The Fed focuses on subprime mortgages

I just learned that the Federal Reserve will hold a public hearing on subprime mortgages so the Fed can assess whether it should revise its regulations to address some of the terms and conditions of these loans that “consumer advocates” have called misleading or abusive.

The hearing, scheduled for June 14 at the Federal Reserve offices in Washington, DC, will first have invited panel discussions and then an “open mike” period for short comments from attendees. Written comments are also invited — the comment period is open until August 14, 2007.

Problems in the subprime mortgage market have affected home sales and, hence, the economy. But the underlying causes of the problems remain somewhat elusive. Some blame lenders for providing mortgages to people they know can’t make the payments; others fault the explosion of adjustable rate and “low documentation” loans; while still others criticize the supposed lapse in mortgage lenders’ underwriting standards.

Others have looked at the huge and continued increase in home prices over the last decade that looked like it would never end, with consumers over-committing themselves yet confident they could resell their homes at substantial profit. Some speculate that the secondary market contributed to the problem. Since the primary lender’s loans are sold, bundled, and offered to investors as mortgage-backed securities, the original lender doesn’t have a strong financial incentive to ensure high underwriting standards.

I don’t have an answer, even though I worked in the banking and financial services industries for 20 years.
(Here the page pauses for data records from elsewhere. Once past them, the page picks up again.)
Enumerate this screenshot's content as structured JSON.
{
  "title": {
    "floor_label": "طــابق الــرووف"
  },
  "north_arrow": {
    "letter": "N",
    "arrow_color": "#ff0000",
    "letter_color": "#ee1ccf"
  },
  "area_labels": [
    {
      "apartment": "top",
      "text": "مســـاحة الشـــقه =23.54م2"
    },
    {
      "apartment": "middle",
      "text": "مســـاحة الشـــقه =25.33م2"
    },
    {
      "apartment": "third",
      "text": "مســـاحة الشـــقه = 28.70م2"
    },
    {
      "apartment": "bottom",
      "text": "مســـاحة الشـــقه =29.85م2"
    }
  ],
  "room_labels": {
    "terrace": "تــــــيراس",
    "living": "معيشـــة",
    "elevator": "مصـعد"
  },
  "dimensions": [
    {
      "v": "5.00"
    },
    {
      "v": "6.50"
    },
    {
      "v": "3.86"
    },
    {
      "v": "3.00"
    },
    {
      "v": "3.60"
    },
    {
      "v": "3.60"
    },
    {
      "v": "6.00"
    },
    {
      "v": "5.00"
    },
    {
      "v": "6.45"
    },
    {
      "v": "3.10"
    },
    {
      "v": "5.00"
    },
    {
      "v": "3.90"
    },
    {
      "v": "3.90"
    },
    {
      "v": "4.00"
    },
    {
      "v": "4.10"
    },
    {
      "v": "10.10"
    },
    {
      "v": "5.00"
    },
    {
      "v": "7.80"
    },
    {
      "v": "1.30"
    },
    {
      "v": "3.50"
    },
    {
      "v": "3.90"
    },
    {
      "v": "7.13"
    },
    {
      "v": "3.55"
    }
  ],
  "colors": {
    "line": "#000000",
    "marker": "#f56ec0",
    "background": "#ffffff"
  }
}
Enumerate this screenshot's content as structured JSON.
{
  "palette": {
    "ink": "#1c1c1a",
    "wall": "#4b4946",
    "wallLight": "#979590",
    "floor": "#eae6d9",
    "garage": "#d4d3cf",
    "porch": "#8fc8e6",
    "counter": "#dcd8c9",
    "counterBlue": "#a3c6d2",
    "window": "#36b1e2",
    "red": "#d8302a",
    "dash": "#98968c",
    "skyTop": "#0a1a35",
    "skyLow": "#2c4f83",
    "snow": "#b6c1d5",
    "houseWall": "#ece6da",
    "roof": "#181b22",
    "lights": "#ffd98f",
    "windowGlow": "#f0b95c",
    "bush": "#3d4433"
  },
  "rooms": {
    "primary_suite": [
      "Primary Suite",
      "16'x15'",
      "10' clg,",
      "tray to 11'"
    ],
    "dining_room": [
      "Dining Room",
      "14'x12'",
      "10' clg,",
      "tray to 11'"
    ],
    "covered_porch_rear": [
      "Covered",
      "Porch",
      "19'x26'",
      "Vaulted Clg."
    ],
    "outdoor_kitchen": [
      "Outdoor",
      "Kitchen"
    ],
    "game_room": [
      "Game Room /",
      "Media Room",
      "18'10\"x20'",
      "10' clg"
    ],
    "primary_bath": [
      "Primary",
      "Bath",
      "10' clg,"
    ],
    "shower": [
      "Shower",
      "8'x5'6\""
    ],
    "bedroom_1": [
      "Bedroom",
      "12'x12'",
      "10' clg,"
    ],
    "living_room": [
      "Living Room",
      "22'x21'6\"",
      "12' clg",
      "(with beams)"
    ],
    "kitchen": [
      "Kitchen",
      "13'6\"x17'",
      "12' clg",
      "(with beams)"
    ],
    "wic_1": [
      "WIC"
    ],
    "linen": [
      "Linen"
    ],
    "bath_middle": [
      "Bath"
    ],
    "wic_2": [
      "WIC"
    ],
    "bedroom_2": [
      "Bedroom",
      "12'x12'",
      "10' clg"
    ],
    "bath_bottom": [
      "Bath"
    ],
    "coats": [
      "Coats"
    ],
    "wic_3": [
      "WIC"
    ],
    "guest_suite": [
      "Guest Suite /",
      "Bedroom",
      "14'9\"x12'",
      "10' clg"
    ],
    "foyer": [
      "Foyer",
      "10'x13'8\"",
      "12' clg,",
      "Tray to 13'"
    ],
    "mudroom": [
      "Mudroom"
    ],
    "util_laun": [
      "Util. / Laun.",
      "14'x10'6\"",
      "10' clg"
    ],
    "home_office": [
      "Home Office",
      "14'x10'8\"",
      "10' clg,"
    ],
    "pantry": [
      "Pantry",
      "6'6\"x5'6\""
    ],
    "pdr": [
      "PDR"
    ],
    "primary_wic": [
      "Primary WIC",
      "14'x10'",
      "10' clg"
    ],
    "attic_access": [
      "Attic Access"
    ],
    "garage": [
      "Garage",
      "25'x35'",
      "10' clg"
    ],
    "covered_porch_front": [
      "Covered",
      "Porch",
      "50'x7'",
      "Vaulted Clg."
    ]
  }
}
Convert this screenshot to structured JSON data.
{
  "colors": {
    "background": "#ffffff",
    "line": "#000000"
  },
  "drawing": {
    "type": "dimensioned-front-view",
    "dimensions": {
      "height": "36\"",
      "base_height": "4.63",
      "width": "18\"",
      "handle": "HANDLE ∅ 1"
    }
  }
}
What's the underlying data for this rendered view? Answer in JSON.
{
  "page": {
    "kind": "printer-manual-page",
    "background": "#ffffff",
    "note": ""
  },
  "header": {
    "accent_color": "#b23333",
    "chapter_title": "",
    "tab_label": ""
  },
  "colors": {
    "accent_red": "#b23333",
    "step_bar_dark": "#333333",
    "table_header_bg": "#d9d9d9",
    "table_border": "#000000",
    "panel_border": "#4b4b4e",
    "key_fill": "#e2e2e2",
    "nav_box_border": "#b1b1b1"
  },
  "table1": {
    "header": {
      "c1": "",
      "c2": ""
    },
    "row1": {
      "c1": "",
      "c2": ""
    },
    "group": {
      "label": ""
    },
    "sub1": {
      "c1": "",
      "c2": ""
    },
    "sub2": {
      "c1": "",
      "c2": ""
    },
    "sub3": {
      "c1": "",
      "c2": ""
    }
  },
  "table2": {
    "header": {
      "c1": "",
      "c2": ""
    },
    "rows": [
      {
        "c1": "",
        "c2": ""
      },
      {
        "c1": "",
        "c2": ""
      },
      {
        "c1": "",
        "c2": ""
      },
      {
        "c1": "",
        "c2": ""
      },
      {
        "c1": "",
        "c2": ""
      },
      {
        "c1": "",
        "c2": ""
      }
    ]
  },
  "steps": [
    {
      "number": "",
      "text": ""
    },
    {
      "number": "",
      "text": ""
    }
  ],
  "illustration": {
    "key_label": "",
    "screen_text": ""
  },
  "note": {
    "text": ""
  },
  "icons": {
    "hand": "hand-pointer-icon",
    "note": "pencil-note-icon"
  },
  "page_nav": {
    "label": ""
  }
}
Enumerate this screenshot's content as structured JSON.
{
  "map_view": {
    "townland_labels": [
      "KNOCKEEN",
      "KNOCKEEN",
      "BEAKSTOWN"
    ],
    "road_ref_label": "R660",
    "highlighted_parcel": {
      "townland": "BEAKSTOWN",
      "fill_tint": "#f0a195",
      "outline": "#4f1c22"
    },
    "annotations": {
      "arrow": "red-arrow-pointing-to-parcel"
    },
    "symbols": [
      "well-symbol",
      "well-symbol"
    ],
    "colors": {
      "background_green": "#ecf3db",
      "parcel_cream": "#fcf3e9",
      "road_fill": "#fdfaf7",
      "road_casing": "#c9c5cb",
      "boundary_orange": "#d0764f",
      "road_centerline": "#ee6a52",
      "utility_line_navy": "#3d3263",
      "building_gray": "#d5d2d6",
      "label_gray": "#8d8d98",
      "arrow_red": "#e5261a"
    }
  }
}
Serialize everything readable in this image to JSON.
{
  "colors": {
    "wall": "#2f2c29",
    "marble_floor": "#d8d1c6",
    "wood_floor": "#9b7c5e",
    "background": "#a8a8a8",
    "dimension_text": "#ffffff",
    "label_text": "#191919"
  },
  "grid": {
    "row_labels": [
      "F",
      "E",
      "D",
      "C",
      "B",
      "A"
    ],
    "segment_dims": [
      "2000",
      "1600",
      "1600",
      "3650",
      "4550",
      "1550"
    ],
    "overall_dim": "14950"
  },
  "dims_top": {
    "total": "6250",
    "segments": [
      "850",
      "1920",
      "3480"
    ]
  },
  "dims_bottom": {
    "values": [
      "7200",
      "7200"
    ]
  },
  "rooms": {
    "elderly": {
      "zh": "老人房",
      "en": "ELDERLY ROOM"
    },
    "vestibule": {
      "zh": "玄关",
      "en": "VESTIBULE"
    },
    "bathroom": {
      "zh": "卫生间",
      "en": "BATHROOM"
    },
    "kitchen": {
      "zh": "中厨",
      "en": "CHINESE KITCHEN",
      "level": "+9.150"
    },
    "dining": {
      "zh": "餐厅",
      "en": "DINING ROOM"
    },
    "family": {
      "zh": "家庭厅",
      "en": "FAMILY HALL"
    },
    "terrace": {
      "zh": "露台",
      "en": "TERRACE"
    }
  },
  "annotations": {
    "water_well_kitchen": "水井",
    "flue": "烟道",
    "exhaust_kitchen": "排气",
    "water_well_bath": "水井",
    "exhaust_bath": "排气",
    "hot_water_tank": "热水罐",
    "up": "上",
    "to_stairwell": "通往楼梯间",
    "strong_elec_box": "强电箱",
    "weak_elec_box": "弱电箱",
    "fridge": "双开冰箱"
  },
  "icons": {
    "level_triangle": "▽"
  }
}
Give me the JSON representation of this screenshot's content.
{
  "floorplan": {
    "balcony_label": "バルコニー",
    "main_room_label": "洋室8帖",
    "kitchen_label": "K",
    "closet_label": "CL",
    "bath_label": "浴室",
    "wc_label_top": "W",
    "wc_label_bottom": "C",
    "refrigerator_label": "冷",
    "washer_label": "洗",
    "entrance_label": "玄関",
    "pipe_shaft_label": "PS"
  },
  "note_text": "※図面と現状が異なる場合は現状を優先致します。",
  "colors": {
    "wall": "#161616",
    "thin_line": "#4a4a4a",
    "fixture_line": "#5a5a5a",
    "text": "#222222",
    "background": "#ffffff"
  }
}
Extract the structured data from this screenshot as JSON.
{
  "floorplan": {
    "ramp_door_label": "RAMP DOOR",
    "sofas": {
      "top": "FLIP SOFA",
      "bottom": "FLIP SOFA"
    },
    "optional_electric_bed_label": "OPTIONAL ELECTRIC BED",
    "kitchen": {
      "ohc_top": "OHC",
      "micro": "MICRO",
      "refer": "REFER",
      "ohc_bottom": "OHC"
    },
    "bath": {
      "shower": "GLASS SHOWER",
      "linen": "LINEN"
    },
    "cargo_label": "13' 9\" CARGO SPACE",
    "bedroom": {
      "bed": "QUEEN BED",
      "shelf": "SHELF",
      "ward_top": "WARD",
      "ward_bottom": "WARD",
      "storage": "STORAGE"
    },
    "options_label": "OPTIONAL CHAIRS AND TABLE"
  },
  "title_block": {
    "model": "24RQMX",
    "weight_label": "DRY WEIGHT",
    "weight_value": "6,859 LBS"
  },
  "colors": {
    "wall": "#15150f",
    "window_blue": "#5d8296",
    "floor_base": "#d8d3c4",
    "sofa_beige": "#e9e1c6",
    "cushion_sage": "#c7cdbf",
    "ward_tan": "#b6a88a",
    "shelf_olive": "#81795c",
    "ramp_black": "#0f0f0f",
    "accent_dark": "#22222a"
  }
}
I do know, though, that lenders don’t want their borrowers to walk away from their loans — they use sophisticated credit-scoring systems to try to assess who should get a loan and at what rate. As one very successful finance executive told New York business media when asked about the secret of his company’s 20-plus years of earnings increases: “I make loans and I collect on them.” Sometimes lenders err — by not giving a loan to someone who should have gotten one or by providing a loan to someone who should not. Either way, a lender would lose out.

Also, secondary markets are a way to spread risk — a pool of mortgages over different geographic areas, at different rates and risk levels has lower risks than, say, the mortgages made by one institution in one town. And investors in those mortgage-backed securities have a lot of experience in risk analysis.

Even though I don’t have the answers to the reasons for the subprime market’s meltdown, somehow I don’t think the Fed will find the answers at the public hearing either.